Abu Dhabi’s garage sale is continuing apace. The emirate on Tuesday sold a 49% stake in state oil giant ADNOC’s gas pipeline business to a host of blue-chip international investors. It’s the latest transaction in a scheme that had already seen it raise $19 billion from similar sales since 2016. Covid-19 appears to have helped inflate the latest $10 billion haul.
The deal puts an enterprise value of $20.7 billion on 982 kilometres of ADNOC pipeline. That’s significantly more than the $15 billion price tag mooted back in January. It’s all the more surprising given the virus-induced collapse in oil prices. Royal Dutch Shell’s share price, for example, has dropped over 40% this year.
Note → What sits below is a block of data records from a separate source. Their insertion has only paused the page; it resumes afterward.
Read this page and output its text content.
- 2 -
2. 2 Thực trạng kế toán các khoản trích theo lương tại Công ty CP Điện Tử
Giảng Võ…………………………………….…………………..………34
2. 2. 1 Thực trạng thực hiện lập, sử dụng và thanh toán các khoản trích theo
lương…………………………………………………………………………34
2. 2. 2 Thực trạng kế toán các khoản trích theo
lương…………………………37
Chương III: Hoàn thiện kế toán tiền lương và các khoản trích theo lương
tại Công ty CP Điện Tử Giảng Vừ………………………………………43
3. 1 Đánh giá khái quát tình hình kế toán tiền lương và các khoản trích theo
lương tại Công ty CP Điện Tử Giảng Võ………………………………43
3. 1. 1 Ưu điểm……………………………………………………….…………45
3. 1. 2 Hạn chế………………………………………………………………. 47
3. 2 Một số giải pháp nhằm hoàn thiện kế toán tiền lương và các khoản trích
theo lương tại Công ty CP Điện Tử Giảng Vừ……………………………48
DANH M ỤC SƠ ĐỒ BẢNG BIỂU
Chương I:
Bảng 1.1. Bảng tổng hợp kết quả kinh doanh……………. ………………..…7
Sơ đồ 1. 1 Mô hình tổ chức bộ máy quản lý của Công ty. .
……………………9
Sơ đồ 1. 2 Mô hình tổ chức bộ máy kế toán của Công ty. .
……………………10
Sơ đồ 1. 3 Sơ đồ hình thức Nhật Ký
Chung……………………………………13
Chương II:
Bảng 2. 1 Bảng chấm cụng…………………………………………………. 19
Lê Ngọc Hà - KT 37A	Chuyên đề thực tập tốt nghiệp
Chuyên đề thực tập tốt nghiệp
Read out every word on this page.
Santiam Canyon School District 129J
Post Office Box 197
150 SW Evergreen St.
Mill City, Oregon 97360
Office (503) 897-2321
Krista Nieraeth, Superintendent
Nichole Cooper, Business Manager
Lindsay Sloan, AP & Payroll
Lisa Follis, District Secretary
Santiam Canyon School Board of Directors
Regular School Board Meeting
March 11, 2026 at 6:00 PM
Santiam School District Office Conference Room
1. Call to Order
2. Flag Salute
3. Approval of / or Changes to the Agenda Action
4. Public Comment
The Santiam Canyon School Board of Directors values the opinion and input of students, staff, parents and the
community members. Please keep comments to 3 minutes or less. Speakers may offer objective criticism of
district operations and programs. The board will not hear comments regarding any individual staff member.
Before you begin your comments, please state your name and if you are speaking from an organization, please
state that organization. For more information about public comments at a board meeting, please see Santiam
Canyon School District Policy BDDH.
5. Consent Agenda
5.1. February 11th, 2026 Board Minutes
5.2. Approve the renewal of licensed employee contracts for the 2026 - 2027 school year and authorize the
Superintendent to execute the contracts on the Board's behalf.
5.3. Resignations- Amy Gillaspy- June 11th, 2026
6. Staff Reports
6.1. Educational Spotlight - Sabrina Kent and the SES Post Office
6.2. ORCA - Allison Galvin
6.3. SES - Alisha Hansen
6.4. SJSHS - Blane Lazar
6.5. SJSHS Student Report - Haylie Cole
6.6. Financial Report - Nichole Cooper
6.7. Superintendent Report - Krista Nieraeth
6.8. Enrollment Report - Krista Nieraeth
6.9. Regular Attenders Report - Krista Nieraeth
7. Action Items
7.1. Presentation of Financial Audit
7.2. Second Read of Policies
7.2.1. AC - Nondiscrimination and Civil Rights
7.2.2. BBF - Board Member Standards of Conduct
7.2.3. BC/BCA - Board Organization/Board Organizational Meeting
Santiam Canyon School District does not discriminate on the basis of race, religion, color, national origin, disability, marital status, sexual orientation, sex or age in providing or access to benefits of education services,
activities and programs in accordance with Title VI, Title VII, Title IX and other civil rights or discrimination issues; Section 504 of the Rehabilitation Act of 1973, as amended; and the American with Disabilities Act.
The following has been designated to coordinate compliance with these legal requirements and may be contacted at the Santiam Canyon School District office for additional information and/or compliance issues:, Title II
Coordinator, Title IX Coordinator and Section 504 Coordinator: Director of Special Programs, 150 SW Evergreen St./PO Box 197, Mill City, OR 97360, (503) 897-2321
One factor is that the assets look appealingly safe. ADNOC will pay a fee to use the pipelines, minus a tariff that will depend on the volume of gas pumped through them. These cash flows should be relatively steady, because the tariff is subject to a floor and a cap, and because Abu Dhabi citizens need the gas for their power needs.
Investors including Singaporean sovereign fund GIC, Brookfield Asset Management and Global Infrastructure Partners face the risk that Abu Dhabi’s antagonist Qatar cuts off gas supplies to the emirate. But that has not yet happened despite Abu Dhabi and its neighbours blockading Doha since 2017.